Bild: China macht dem Ölpreis Beine.

(openPR) Die Wirtschaft Chinas scheint sich zu erholen – offenbar hat das ‚Reich der Mitte’ im Dezember mehr Waren importiert als im bisherigen Rekordmonat im Jahre 2008. Auch in den Export-Statistiken legt China die weltweit besten Werte vor. Diese Faktoren werden an den Rohwarenbörsen als Zeichen einer wirtschaftlichen Erholung gewertet, entsprechend legt der Ölpreis am Freitag und heute Morgen in Fernost weiter zu. Die Rohölpreise für die Standard-Qualitäten WTI (USA) und Brent (Nordsee) liegen damit über den höchsten Werten des Jahres 2009. Preistreibend wirkt auch das anhaltend und fast überall auf der Nordhalbkugel verbreitet kühle Winterwetter. Für Schweizer Heizöl-VerbraucherInnen wirkt der Dollar, der gleichzeitig an Wert verloren hat und heute Morgen bei CHF 1.01 liegt, dämpfend auf den Heizölpreis. Trotz dieser aktuellen Situation ist die Versorgungslage der Weltwirtschaft sehr komfortabel, die Ölvorräte und Förderreserven sind sehr hoch, der Ölpreis gemessen daran, zu teuer. Dass sich der Ölpreis nicht entspannen wird, hängt mit dem Engagement hoher Mengen spekulativen Kapitals zusammen. Durch die grosszügige Geldmengen-Politik der Notenbanken und die tiefen Leitzinsen ist es der Finanzwelt möglich, nahezu kostenlos enorme Kredite aufzunehmen und damit an den Rohwarenbörsen auf steigende Preise zu wetten.

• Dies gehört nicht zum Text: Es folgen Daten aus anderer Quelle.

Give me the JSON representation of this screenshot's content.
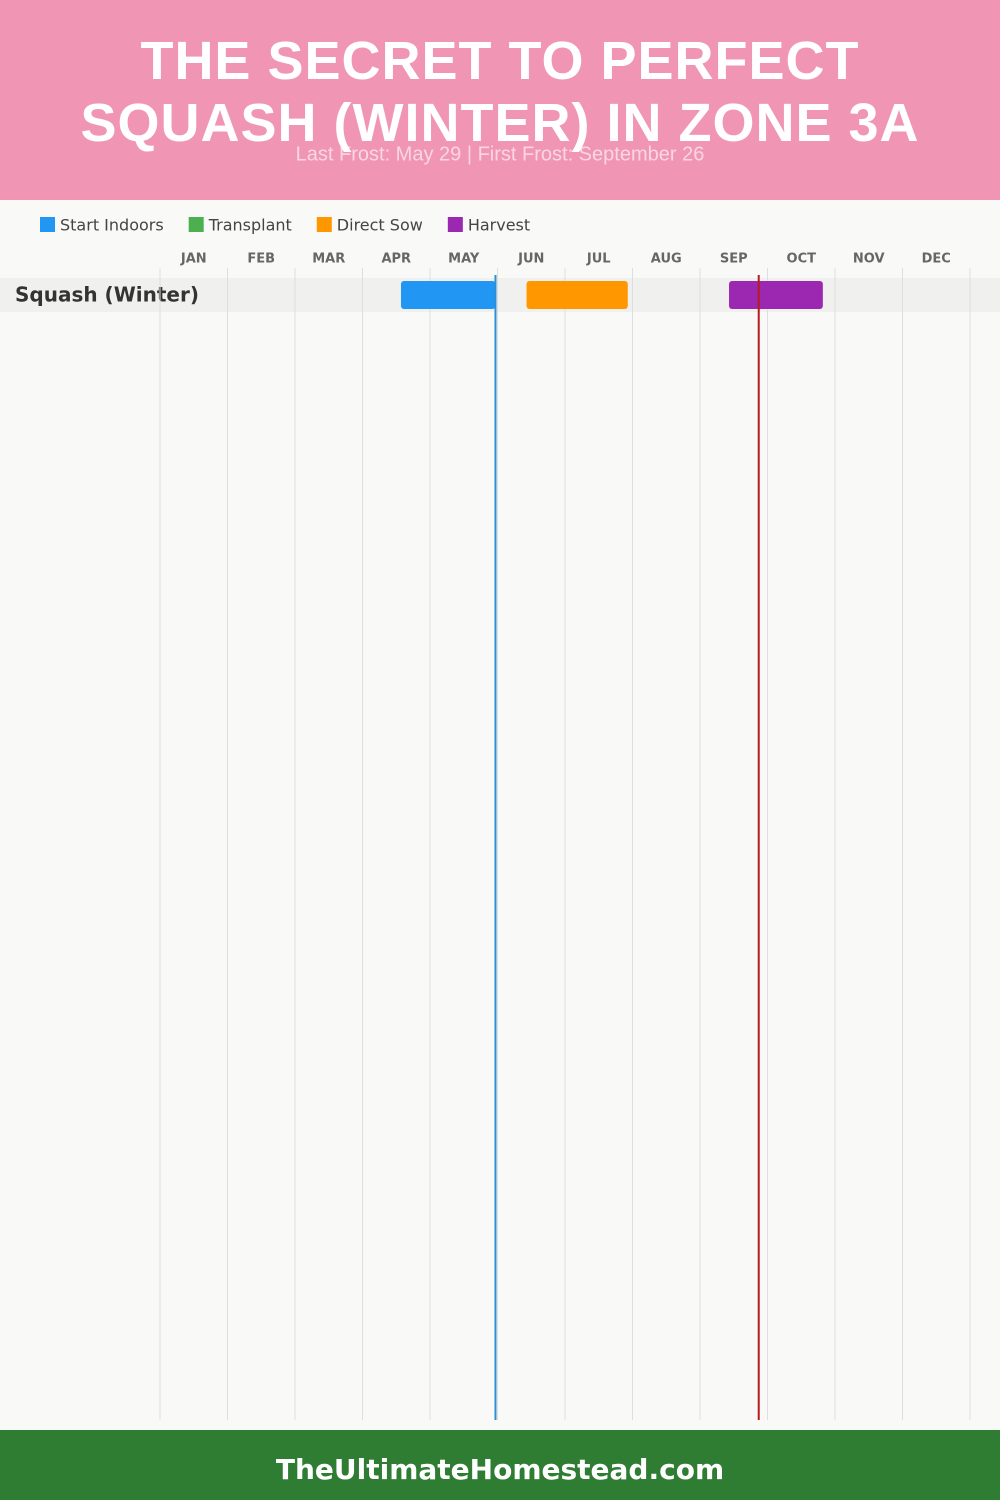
{
  "chart_data": {
    "type": "gantt",
    "title": "THE SECRET TO PERFECT SQUASH (WINTER) IN ZONE 3A",
    "subtitle": "Last Frost: May 29 | First Frost: September 26",
    "footer": "TheUltimateHomestead.com",
    "categories": [
      "Squash (Winter)"
    ],
    "xlim": [
      0,
      12
    ],
    "xticks": [
      {
        "value": 0.5,
        "label": "JAN"
      },
      {
        "value": 1.5,
        "label": "FEB"
      },
      {
        "value": 2.5,
        "label": "MAR"
      },
      {
        "value": 3.5,
        "label": "APR"
      },
      {
        "value": 4.5,
        "label": "MAY"
      },
      {
        "value": 5.5,
        "label": "JUN"
      },
      {
        "value": 6.5,
        "label": "JUL"
      },
      {
        "value": 7.5,
        "label": "AUG"
      },
      {
        "value": 8.5,
        "label": "SEP"
      },
      {
        "value": 9.5,
        "label": "OCT"
      },
      {
        "value": 10.5,
        "label": "NOV"
      },
      {
        "value": 11.5,
        "label": "DEC"
      }
    ],
    "grid": true,
    "series": [
      {
        "name": "Start Indoors",
        "color": "#2196f3",
        "values": [
          [
            3.57,
            4.97
          ]
        ]
      },
      {
        "name": "Transplant",
        "color": "#4caf50",
        "values": [
          null
        ]
      },
      {
        "name": "Direct Sow",
        "color": "#ff9800",
        "values": [
          [
            5.43,
            6.93
          ]
        ]
      },
      {
        "name": "Harvest",
        "color": "#9c27b0",
        "values": [
          [
            8.43,
            9.82
          ]
        ]
      }
    ],
    "frost_lines": [
      {
        "value": 4.97,
        "color": "#2b8fd6"
      },
      {
        "value": 8.87,
        "color": "#b71c1c"
      }
    ]
  }
}
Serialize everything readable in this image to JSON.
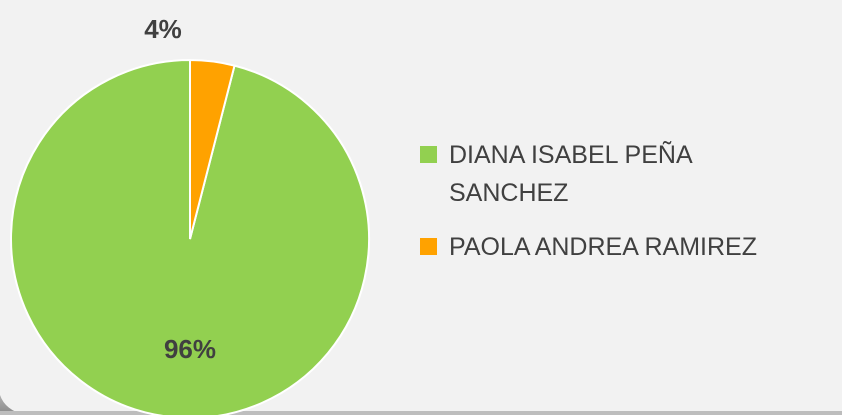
{
  "chart_data": {
    "type": "pie",
    "title": "",
    "slices": [
      {
        "name": "DIANA ISABEL PEÑA SANCHEZ",
        "value": 96,
        "label": "96%",
        "color": "#92d050"
      },
      {
        "name": "PAOLA ANDREA RAMIREZ",
        "value": 4,
        "label": "4%",
        "color": "#ffa200"
      }
    ],
    "legend": {
      "position": "right",
      "items": [
        {
          "label": "DIANA ISABEL PEÑA SANCHEZ",
          "color": "#92d050"
        },
        {
          "label": "PAOLA ANDREA RAMIREZ",
          "color": "#ffa200"
        }
      ]
    }
  }
}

Solange dieser Kreislauf in den wichtigen Industrieländern nicht durch eine restriktivere Leitzins-Politik unterbunden wird (was unglücklicherweise die reale Wirtschaft stark bremsen würde), ist wohl weiterhin nicht mit einer Trendwende bei den Rohwarenpreisen zu rechnen.